La société du court-circuit

Acheter local, privilégier les circuits courts... Les Français plébiscitent l'achat raisonné et responsable. Exit la consommation de masse, le consommateur exige davantage de transparence.

L’économie du partage fait de plus en plus l'actualité. Le succès spectaculaire de sites comme leboncoin.fr ou Airbnb, l'essor de Blablacar ou de Zilok montrent que cette nouvelle façon de consommer à des adeptes.

Si certaines activités sont encore minoritaires, comme la location ou le covoiturage, le regard que l'on porte sur elles évolue. L'idée d'acheter, de louer un bien à un particulier ou d'échanger s'impose de plus en plus comme une alternative pertinente.

Derrière cet intérêt, il y a bien sûr une motivation liée à une conjoncture économique difficile. En France, l'avenir reste marqué par une très forte incertitude. Nombreux sont ceux qui continuent à faire attention à leurs dépenses. Dans ce contexte, s'adresser à un particulier plutôt qu'à un professionnel, c'est avoir la garantie d'obtenir de meilleurs prix.

La deuxième raison à cette tendance grandissante est technologique. Il est aujourd'hui devenu extrêmement simple de prendre contact avec un inconnu. En l'espace d'une décennie, les réseaux sociaux ont créé une véritable culture de l'échange. Quand un individu se pose une question ou cherche une solution à un problème, il est devenu naturel pour lui de s'adresser aux membres de sa communauté.

Très souvent, il existe une réponse ou une solution chez un ami ou l'ami d'un ami. Et le chemin pour les atteindre, grâce aux réseaux, s'apparente à un jeu d'enfant.

Le court-circuit contre la méfiance

Ces nouvelles pratiques font entrer le consommateur dans la "société du court-circuit". À savoir : le circuit le plus court n'est pas seulement considéré comme le plus rapide, mais aussi comme le plus fiable. C'est probablement une des raisons majeures du développement des solutions dites "collaboratives". Dans un contexte de méfiance persistante à l'égard des grandes institutions, de plus en plus de Français n'hésitent pas à se tourner vers leurs pairs. De fait, un particulier n'est a priori pas assujetti à une stratégie ou à une organisation globale. Il ne brasse pas de grands moyens. Il est tout seul. On peut donc lui faire confiance. Une enquête récente menée par Ipsos dans 24 pays montre qu'en la matière, les Français, d'ordinaire si prompts à se méfier de tout, ne se démarquent pas de leurs homologues occidentaux. Plus de la moitié des internautes interrogés en France dit avoir confiance dans l'exactitude de l'information que les particuliers lui fournissent sur un produit ou un service. La même proportion pense que son interlocuteur lui livrera des produits conformes à ses attentes et qu'il effectuera la transaction comme convenu.

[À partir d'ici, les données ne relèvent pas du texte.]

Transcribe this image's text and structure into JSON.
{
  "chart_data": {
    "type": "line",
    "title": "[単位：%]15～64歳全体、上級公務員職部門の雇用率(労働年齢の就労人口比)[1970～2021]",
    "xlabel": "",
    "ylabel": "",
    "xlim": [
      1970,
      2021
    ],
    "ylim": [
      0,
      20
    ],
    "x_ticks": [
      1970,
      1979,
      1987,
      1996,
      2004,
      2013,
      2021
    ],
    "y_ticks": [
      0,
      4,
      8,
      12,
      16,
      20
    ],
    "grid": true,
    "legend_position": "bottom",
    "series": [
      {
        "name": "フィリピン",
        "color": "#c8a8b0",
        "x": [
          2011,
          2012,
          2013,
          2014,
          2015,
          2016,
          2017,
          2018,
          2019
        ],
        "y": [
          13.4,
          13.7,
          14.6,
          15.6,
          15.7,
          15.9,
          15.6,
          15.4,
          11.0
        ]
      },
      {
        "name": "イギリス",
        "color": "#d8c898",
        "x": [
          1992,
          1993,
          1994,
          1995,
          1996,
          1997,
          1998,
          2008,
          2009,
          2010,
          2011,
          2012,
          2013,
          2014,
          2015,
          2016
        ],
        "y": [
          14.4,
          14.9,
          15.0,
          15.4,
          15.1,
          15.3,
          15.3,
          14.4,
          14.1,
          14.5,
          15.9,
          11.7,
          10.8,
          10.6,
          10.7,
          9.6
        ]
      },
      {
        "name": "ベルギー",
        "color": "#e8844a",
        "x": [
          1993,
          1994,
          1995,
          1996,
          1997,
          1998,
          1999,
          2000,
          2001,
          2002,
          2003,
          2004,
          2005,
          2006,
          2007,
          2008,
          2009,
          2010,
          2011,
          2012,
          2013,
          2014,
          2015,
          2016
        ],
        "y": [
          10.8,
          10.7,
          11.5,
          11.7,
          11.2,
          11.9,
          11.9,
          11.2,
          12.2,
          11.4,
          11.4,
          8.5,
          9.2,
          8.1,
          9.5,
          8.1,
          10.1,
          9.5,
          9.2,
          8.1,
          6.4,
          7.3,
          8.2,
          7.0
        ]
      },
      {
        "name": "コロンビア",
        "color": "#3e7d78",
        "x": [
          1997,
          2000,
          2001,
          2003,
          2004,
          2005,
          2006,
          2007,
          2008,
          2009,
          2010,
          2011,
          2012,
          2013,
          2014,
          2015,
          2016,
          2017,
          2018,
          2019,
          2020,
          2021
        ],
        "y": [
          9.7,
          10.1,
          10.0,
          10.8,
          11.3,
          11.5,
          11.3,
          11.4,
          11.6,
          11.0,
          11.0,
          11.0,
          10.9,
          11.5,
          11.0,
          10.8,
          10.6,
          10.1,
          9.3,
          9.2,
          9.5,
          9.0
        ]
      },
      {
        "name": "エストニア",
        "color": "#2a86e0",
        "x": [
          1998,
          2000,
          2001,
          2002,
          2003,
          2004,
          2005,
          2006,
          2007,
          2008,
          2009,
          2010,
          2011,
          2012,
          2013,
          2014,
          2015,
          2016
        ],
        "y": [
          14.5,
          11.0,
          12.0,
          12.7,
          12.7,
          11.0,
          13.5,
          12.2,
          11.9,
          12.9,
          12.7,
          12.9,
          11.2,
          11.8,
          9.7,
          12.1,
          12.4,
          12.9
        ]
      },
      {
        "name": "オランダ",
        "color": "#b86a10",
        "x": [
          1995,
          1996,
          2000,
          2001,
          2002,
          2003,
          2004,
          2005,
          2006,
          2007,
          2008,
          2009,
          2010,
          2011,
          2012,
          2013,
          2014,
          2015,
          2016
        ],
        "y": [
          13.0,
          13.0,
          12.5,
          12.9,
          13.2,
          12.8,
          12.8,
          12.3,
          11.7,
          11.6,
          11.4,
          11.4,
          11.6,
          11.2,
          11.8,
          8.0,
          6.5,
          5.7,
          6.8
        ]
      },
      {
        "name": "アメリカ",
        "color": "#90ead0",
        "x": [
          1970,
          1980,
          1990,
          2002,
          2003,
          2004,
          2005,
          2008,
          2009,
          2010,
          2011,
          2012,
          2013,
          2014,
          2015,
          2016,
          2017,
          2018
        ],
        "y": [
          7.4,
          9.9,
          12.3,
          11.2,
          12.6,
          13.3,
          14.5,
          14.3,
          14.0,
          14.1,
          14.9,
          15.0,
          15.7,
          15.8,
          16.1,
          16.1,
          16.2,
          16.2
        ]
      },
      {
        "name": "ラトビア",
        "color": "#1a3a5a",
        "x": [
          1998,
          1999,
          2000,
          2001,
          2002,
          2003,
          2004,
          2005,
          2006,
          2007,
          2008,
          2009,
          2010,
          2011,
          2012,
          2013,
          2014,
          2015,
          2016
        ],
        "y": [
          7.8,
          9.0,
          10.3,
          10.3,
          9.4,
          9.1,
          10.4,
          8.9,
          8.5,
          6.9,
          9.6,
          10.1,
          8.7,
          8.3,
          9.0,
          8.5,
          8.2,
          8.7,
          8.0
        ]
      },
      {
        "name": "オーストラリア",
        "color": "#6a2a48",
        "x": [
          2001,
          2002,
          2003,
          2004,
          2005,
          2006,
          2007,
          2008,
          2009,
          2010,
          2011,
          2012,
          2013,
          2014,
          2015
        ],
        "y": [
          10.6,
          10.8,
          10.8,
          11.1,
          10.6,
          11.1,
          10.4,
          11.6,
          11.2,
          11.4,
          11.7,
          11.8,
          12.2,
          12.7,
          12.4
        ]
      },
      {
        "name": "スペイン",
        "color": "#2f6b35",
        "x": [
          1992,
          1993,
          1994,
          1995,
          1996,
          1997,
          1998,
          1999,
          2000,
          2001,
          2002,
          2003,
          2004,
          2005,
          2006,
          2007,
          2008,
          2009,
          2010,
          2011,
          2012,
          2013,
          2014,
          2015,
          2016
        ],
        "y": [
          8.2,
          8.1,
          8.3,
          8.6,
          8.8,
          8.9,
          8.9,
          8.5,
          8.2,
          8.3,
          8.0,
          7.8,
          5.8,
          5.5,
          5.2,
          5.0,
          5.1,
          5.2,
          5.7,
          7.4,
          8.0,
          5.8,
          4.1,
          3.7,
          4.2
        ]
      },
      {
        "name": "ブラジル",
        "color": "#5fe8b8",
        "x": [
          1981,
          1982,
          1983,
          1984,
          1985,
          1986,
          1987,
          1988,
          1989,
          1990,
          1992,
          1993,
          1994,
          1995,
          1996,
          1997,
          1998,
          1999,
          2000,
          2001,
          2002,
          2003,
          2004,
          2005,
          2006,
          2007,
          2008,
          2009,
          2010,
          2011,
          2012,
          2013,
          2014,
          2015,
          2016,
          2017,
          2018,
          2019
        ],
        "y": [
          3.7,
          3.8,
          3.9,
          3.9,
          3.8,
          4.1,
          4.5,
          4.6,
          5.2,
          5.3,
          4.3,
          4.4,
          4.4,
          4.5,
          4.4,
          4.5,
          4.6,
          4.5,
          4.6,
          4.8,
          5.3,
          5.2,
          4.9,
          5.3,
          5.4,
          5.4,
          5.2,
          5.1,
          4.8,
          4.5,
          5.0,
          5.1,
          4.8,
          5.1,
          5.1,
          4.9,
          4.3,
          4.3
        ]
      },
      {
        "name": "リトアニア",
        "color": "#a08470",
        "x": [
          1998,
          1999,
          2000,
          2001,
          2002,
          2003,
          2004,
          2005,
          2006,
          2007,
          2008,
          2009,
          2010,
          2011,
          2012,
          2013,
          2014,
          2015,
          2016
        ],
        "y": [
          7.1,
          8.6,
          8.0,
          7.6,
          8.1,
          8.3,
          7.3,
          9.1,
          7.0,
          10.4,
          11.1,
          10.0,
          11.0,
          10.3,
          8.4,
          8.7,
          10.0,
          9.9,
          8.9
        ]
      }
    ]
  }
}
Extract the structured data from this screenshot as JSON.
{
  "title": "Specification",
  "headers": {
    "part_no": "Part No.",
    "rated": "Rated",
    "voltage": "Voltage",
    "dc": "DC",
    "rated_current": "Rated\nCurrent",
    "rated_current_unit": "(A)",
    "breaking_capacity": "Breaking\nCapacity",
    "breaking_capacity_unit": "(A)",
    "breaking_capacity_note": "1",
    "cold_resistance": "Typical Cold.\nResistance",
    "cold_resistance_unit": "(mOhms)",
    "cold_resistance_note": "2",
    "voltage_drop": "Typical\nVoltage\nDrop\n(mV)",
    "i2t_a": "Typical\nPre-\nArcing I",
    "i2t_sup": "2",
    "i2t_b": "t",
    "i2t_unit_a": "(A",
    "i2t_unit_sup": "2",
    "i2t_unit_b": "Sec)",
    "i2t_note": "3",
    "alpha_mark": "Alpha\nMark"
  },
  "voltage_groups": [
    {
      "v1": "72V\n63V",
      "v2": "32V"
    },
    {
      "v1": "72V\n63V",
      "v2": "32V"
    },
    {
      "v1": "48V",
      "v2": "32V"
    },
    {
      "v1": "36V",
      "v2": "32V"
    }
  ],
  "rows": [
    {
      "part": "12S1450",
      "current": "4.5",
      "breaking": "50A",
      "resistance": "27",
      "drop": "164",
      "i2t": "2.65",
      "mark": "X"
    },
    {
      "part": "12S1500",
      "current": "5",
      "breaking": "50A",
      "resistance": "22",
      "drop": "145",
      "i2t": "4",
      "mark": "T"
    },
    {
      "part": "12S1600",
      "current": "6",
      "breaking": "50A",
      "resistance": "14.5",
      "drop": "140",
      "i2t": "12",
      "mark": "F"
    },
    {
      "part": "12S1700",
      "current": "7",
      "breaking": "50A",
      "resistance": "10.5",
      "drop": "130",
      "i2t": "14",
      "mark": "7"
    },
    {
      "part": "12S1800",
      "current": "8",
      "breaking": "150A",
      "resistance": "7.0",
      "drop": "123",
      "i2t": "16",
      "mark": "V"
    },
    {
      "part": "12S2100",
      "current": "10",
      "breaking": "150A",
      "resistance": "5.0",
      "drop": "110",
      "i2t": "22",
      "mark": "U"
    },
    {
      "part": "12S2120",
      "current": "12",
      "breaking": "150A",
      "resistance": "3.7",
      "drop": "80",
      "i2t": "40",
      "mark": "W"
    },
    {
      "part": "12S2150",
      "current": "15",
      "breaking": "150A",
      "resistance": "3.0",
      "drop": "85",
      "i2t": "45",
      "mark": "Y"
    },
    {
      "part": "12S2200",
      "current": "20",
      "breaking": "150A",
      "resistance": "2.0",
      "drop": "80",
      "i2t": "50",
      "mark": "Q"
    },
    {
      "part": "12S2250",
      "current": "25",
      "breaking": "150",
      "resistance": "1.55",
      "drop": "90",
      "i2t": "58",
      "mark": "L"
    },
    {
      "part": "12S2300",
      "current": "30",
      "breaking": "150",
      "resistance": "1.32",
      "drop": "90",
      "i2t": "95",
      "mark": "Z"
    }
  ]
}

Même s'il subsiste des doutes sur le respect de la confidentialité de leurs données personnelles, le constat est là, et d'autant plus frappant que les réponses obtenues en France sont très proches de celles mesurées en Grande-Bretagne, en Allemagne ou aux États-Unis. Seul le Nord, avec la Suède ou la Norvège, montre une confiance plus franche entre particuliers. "La confiance, c'est la nouvelle monnaie. L'enjeu ? Se construire une bonne réputation en accueillant les gens chez soi, dans de bonnes conditions", indique un utilisateur régulier de ce type de services.

D'une manière générale, le "court-circuit" est de plus en plus valorisé. L'éloge des productions locales, l'apologie du "madein local" vont également dans ce sens. Partout où le manque de transparence prévaut, la philosophie du court-circuit séduit. Et nous n'en sommes qu'au début..

Tribune publiée dans Marketing Magazine, le 1er octobre 2013.